I have [plugged with mesh] in the past but femoral hernias tend to be thin women and I had a DVT due to irritation of the femoral vein so I just do a reserve McVay and if they get a recurrence then I go back laparoscopically from another place
Complicated hernias: recurrent, bilateral, incarcerated
"Recurrent hernias, which is you favorite approach?”
For recurrent hernias go where no one has gone before and if someone has gone both places than you should go where you are best.
"If you have a patient with bilateral hernias what do you do?”

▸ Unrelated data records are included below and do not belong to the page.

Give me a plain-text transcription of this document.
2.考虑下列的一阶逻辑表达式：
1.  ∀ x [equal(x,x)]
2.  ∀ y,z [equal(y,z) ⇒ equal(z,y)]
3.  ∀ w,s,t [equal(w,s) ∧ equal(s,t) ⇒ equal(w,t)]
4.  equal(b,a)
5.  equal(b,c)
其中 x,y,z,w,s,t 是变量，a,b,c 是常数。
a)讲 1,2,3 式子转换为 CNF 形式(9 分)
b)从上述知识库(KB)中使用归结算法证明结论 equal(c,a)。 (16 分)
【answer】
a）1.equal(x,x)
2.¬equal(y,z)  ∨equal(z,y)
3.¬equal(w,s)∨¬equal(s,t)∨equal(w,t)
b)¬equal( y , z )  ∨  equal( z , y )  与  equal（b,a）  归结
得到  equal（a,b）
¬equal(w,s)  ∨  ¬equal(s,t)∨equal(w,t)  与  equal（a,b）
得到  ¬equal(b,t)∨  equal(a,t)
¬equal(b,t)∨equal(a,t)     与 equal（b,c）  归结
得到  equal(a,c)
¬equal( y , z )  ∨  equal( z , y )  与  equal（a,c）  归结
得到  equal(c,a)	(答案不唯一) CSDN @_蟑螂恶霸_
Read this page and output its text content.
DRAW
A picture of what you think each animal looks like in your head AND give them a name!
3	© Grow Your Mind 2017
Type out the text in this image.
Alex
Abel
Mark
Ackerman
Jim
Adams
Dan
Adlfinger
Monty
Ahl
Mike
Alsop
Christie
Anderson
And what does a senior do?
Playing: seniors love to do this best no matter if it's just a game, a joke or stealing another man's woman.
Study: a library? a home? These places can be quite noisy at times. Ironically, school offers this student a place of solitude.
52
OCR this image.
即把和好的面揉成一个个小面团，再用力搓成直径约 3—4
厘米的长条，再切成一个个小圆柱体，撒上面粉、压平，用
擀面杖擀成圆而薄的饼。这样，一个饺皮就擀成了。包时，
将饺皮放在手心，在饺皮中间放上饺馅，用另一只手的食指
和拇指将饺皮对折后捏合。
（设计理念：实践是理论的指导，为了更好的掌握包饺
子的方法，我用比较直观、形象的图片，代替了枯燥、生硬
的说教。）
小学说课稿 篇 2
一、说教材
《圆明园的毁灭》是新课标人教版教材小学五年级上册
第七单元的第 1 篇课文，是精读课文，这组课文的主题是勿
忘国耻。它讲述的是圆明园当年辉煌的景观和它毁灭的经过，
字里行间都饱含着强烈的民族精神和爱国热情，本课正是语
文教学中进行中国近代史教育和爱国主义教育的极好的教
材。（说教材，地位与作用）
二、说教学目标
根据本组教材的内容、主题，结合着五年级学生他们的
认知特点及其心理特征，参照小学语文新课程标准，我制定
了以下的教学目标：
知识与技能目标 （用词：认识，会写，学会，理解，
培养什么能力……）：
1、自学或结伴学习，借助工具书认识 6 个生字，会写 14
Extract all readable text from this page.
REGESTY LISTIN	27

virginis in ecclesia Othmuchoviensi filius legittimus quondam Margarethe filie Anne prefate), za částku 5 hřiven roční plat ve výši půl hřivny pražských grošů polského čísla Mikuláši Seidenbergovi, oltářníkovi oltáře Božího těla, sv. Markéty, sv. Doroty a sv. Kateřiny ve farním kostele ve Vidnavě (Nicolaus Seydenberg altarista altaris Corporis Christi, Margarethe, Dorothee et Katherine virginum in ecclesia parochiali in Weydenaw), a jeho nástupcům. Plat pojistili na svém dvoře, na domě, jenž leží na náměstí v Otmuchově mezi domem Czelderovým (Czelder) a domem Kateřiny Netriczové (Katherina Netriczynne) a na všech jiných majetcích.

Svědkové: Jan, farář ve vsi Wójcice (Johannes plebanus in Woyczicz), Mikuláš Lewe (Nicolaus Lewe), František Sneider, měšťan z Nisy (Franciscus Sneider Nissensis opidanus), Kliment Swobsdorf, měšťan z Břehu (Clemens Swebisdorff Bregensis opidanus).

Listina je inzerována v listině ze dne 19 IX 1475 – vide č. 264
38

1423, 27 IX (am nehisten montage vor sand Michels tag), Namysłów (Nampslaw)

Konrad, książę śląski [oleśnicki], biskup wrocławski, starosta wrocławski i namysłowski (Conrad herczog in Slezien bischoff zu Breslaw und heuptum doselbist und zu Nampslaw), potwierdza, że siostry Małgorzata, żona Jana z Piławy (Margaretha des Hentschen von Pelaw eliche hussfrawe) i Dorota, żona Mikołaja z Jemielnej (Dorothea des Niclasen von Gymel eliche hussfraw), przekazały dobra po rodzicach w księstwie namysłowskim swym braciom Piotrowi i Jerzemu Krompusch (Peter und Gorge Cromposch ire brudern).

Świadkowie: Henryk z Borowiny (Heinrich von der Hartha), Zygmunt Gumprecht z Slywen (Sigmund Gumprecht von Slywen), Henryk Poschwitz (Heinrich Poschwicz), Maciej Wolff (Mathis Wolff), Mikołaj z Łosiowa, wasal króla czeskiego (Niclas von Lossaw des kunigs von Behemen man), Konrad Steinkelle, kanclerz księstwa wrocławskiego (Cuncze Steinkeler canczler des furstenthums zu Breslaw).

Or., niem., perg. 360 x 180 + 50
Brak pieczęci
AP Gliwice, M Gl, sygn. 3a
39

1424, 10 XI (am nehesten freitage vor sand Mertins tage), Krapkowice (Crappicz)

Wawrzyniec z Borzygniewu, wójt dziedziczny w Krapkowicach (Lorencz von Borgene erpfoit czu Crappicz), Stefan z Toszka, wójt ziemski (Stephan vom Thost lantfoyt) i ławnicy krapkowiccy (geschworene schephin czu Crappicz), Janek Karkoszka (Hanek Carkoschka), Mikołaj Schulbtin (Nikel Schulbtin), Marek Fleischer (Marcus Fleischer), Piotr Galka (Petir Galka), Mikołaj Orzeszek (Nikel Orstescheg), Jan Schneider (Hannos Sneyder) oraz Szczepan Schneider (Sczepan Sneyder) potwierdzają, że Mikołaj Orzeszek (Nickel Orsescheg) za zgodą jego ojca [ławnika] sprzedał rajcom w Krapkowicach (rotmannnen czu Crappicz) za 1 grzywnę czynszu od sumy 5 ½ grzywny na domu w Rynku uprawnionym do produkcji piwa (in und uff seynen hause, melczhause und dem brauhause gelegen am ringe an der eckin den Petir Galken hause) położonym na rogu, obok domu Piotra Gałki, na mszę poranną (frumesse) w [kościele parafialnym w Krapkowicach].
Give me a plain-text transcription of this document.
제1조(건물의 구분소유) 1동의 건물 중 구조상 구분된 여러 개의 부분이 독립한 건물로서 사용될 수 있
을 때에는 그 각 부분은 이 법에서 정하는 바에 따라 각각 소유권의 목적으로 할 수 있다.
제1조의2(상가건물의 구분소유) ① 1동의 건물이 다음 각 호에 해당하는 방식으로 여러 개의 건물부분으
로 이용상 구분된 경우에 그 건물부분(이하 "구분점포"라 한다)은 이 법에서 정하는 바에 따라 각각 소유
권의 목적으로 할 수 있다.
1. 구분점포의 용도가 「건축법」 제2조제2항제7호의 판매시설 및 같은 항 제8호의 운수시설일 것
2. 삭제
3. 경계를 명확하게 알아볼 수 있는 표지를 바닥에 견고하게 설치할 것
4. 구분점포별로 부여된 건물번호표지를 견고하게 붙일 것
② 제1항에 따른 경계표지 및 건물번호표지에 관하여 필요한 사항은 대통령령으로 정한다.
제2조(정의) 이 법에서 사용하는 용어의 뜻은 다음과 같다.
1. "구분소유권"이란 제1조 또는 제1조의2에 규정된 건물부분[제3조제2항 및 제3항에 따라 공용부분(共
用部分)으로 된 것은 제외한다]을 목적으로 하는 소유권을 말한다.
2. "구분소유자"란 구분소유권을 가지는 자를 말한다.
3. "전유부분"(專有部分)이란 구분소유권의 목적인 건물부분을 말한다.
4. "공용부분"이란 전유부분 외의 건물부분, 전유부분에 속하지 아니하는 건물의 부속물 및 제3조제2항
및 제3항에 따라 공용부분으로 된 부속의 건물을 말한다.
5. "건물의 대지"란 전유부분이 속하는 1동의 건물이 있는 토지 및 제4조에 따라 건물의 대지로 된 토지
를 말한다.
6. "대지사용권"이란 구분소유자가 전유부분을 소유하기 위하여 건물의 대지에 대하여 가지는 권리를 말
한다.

[If] you are a skilled laparoscopic surgeon, laparoscopy is the way to go
"Finally, the incarcerated hernia done laparoscopically?”
[Laparoscopically], if you only do TAP that is not good idea because you want to reduce the contents. You can actually go in laparoscopically and cut the internal ring while looking at the epigastric and going at the 2 o’clock position to get it to reduce back in but If I cant reduce it I will open it. You can open, reduce and go back and put the mesh in via laparoscopy.
A skilled inguinal hernia surgeon should understand the open and laparoscopic option, be good at both and choose the one that is most optimal for his patients.